La raffinerie de terres rares d'Iluka Resources est le fruit d'une réflexion à long terme
Il y a trente ans, quelqu’un a décidé d’accumuler un tas de sable sans valeur. Il s’agit désormais d’un stock d’un milliard de dollars qui aidera à sevrer l’Australie des terres rares chinoises.
Chaque jour, depuis 29 ans, Geoff Dyer a observé le déversement de sables « monazites » beiges à noirs dans un grand trou à Eneabba, en Australie occidentale.
Une chute des prix au début des années 1990 a mis à mal un commerce lucratif de vente du minerai aux clients français, qui avaient auparavant extrait les éléments de terres rares de la monazite pour fabriquer des lampes fluorescentes, des aimants et du verre.
Geoff Dyer, vétéran d'Iluka, dans la fosse de monazite à Eneabba, en Australie occidentale. Trevor Collens
La monazite était presque sans valeur au moment où Dyer est arrivé pour son premier quart de travail à Eneabba en octobre 1994, et il se souvient avoir reçu pour instruction de stocker le sous-produit dans une fosse.
« Nous n'avions pas de marché pour cela, nous ne savions pas quoi en faire, nous savions simplement qu'il avait de la valeur », se souvient-il.
« Alors il a été [mis] dans la fosse. « Gardons-le là pour les jours de pluie, car quelque part dans le futur, il aura une utilité ». Et cet objectif est maintenant décuplé.
Les sociétés minières citent souvent « la valeur temporelle de l'argent » pour expliquer pourquoi il est préférable de vendre quelque chose aujourd'hui pour un dollar plutôt que deux dollars demain.
Mais à Eneabba – une petite ville située dans les plaines sablonneuses, à trois heures de route au nord de Perth – la valeur temporelle de la monazite s'est avérée totalement différente pour l'employeur de Dyer, Iluka Resources.

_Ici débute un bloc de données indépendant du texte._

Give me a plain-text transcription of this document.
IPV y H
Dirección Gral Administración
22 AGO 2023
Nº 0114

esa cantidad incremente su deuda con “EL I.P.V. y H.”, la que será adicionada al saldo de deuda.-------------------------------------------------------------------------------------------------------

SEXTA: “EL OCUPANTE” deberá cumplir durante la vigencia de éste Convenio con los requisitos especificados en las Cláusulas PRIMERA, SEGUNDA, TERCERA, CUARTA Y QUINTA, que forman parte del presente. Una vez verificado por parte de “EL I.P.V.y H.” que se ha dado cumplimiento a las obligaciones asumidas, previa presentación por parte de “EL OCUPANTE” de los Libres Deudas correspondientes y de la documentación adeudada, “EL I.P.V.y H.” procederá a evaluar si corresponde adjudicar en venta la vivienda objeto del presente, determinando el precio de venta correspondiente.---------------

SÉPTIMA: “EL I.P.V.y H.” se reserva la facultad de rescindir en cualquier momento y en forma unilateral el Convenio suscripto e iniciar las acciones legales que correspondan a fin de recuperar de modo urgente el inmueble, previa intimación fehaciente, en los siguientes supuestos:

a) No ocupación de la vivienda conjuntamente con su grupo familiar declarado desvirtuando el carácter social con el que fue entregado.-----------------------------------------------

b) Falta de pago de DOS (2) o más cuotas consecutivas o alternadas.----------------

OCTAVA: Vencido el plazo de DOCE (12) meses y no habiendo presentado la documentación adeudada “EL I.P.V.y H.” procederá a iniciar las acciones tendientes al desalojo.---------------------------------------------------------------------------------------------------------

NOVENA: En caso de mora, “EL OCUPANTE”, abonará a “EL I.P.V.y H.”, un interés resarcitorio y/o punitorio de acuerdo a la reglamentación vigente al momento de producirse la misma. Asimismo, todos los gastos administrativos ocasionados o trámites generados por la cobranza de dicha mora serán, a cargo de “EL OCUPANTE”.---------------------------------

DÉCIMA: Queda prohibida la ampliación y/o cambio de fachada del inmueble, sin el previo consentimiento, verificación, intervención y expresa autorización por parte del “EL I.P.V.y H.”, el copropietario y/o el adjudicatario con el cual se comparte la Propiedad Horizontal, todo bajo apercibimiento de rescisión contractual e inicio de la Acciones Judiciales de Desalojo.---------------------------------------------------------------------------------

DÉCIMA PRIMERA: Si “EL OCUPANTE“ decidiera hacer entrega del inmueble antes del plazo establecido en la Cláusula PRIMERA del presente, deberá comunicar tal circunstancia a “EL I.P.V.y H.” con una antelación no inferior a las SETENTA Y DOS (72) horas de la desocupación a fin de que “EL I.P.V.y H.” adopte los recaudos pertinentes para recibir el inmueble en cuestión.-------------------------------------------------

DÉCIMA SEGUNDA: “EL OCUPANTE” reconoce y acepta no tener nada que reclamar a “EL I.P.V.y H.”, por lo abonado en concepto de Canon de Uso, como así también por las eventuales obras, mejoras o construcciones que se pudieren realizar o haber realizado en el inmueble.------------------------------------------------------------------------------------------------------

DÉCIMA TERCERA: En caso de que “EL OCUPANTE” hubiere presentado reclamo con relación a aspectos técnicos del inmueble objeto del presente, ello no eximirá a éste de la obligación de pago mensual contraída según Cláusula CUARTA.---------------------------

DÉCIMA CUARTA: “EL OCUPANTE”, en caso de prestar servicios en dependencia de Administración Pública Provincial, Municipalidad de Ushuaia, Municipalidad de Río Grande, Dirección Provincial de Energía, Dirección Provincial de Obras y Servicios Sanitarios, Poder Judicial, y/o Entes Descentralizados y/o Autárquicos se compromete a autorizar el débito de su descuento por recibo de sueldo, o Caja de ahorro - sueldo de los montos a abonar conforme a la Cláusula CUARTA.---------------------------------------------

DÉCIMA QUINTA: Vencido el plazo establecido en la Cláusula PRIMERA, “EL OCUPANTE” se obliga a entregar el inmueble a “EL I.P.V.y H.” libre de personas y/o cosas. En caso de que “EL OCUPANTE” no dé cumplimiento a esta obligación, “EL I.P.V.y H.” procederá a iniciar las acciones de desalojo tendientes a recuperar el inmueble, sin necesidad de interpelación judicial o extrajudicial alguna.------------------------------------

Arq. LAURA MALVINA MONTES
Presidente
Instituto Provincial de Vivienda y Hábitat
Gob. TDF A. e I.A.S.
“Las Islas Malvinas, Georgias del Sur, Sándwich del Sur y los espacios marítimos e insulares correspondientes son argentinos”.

Les lampes fluorescentes ne dominent plus la demande de terres rares ; De nos jours, tout tourne autour des aimants qui contribuent à alimenter les véhicules électriques, les éoliennes et les avions de combat.
Le boom moderne des terres rares a donné au stock de monazite d’Eneabba une valeur marchande dépassant le milliard de dollars.
Sa valeur est encore plus grande pour les gouvernements de Canberra et de Washington, pour qui le stock d’Eneabba est le genre de projet à commercialisation rapide qui pourrait fournir aux forces de défense les minéraux essentiels actuellement dominés par la Chine.
Les contribuables fédéraux ont pris la décision extraordinaire de prêter 1,25 milliard de dollars à Iluka pour l'aider à construire une raffinerie qui transformera la monazite d'Eneabba en oxydes de terres rares séparés, et contribuera à détourner l'Australie et ses alliés de la défense de l'approvisionnement chinois.
Dans un monde dominé par une capacité d'attention limitée et une politique à court terme, le voyage de 48 ans jusqu'à la première raffinerie de terres rares d'Australie est plus qu'un simple exemple de la récente tendance politique en faveur du traitement national des minéraux australiens.
C'est un rappel salutaire qu'il vaut parfois la peine d'adopter une vision à long terme de la valeur.
Le site de la raffinerie de minéraux de terres rares prévue par Iluka. « Voir un avenir sur lequel la ville peut désormais bâtir – ainsi que le Midwest et l’Australie au sens large – grâce aux terres rares, est passionnant », déclare Dyer.
Quatre camions de monazite sont déversés chaque jour dans la fosse d'Eneabba, remplissant progressivement le vide de 300 mètres sur 400 mètres comme des pièces de monnaie tombant dans une tirelire.
"La première fois que vous voyez la fosse de monazite, cela peut être décevant dans une certaine mesure, mais elle a tellement de valeur, c'est comme si c'était du sable avec un avenir et une attitude brillants", dit Dyer avec une excitation palpable dans la voix.
Dyer est le responsable de la réhabilitation d'Iluka pour la région du Midwest, et son enthousiasme se concentre sur la raffinerie en construction à deux pas de la fosse de monazite.
Les travaux de terrassement en vrac ont commencé et la raffinerie devrait être mise en service avant Noël 2025. Le projet a relancé un pôle industriel qui n'avait connu que des travaux de réhabilitation au cours de la décennie écoulée depuis qu'Iluka a cessé l'exploitation des sables minéralisés à Eneabba en 2013.
La monazite déversée dans la fosse au cours de la dernière décennie provient en grande partie des opérations de sables minéralisés d'Iluka au sud de Perth.
« C’est comme une renaissance car Iluka est typiquement [un producteur de] sables minéraux, alors qu’ici c’est une raffinerie de terres rares. C’est peut-être le cousin des sables minéraux, mais c’est un tout nouveau jeu de balle », explique Dyer.